Osmium brings together four artistic heavyweights, united not just by a shared experimental ethos, but by a love of bespoke and often self-made instruments. On their debut record, Hildur Guðnadóttir harnesses the unstable feedback of the halldorophone, a cello-like instrument designed by Halldór Úlfarsson. James Ginzburg (emptyset) contributes tamboura-like drones using a monocord of his own design. Sam Slater operates in the rhythmic domain, wielding a custom-designed self-oscillating drum. Finally, Rully Shabara delivers a vocal performance that may be the most alien instrument of all. But what lies beneath this impressive collection of craftsmanship? What is the underlying essence of Osmium's self-titled debut?
The album opens in startling fashion, a tribal storm erupting from Shabara's voice, which leads the procession. Yet the music's uncanny potency emerges from the slow, tectonic interplay between feedback, rhythm and drones. It is at once ancestral, and futuristic, a recital that has originated in the palaeolithic period and mutated over millennia to reach this form. This is the Osmium's lifeblood: a heavy, dragging demeanour pulled forward by sheer will.
Despite its improvisational air, there is a deliberate design at the hear of the album. "7" channels this fluidity into a precise moment, its staccato rhythms driving forward with intent. It fits alongside the warlike hymn in "3," where the percussion prepares for battle and mayhem, a bloodied rite that spares no one. On "1," this escalates to a near-apocalyptic vision, Shabara's delirious recital conjuring cosmic collapse. Everything converges in the Bacchic frenzy of "5," where spiritual upheaval crosses into the material world, obliterating order through chaos.
Osmium operate on multiple levels. While the percussion and voice dominate in the foreground, it is the halldorophone and the monochord that define the record's backdrop. On "2," something menacing brews beneath, a subtle touch that builds pressure through exquisite feedbck. Minimalism heightens this effect on "6," where looming drones slowly morph the sonic landscape. The ape comes with "4," where pendulum-like feedback motifs swing with metallic force, conjuring a soundscape that is both torturous and scathing.

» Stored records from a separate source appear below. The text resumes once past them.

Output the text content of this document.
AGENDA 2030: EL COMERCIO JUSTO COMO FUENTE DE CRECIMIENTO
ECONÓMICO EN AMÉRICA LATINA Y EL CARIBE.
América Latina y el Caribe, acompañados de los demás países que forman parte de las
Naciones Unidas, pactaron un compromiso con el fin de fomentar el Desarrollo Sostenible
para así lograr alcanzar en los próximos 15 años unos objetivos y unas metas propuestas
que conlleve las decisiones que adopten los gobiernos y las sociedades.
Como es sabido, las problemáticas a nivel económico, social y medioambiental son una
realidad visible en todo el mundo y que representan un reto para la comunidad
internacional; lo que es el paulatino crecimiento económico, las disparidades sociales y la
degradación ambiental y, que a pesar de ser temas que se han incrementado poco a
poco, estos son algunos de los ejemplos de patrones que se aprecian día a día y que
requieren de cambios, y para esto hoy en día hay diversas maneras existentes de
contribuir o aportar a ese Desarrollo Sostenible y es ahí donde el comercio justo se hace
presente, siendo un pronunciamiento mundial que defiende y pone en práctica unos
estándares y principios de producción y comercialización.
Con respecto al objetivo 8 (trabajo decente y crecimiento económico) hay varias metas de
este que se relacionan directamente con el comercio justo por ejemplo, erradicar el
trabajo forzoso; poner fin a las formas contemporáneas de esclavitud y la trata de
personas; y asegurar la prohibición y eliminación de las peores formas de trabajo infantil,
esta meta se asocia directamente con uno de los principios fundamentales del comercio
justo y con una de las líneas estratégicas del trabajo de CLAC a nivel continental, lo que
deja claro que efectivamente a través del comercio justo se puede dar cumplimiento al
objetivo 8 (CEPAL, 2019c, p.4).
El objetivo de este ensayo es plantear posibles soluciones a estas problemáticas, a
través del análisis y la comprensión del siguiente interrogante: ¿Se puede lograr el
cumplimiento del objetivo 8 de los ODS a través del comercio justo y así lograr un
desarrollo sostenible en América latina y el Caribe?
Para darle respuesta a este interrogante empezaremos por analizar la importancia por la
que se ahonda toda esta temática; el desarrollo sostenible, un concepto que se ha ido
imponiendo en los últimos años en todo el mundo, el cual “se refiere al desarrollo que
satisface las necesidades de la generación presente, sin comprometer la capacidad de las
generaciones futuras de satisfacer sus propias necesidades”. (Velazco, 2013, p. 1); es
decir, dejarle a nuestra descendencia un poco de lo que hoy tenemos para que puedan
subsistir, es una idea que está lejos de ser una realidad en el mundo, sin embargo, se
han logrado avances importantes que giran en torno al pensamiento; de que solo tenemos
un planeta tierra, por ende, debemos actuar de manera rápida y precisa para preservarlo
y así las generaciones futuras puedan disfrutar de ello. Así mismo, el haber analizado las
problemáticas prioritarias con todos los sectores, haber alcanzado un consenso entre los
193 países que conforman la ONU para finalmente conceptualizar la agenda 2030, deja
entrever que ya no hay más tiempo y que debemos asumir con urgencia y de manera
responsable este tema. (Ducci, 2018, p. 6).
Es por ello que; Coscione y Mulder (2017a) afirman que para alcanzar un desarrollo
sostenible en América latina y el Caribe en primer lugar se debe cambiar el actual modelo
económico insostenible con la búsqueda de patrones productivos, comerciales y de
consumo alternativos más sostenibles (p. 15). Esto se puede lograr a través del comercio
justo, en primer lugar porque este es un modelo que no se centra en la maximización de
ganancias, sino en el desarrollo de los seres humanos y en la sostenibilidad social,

Osmium's brilliance lies in merging ancient ritual with avant-garde craftsmanship. Their debut can be seen as a radical reinvention of traditional and folk music, not unlike Wardruna and their meditative, historical scope. Yet, Osmium's futurist impulse, echoing the feverish visions of Einstürzende Neubauten, propels the essence into alien terrain. The forms may have evolved, even become unrecognizable at times, but the fire of tradition still burns within. That is the record's great achievement, a sound equally rooted in the ancient and projected forward toward the unknown.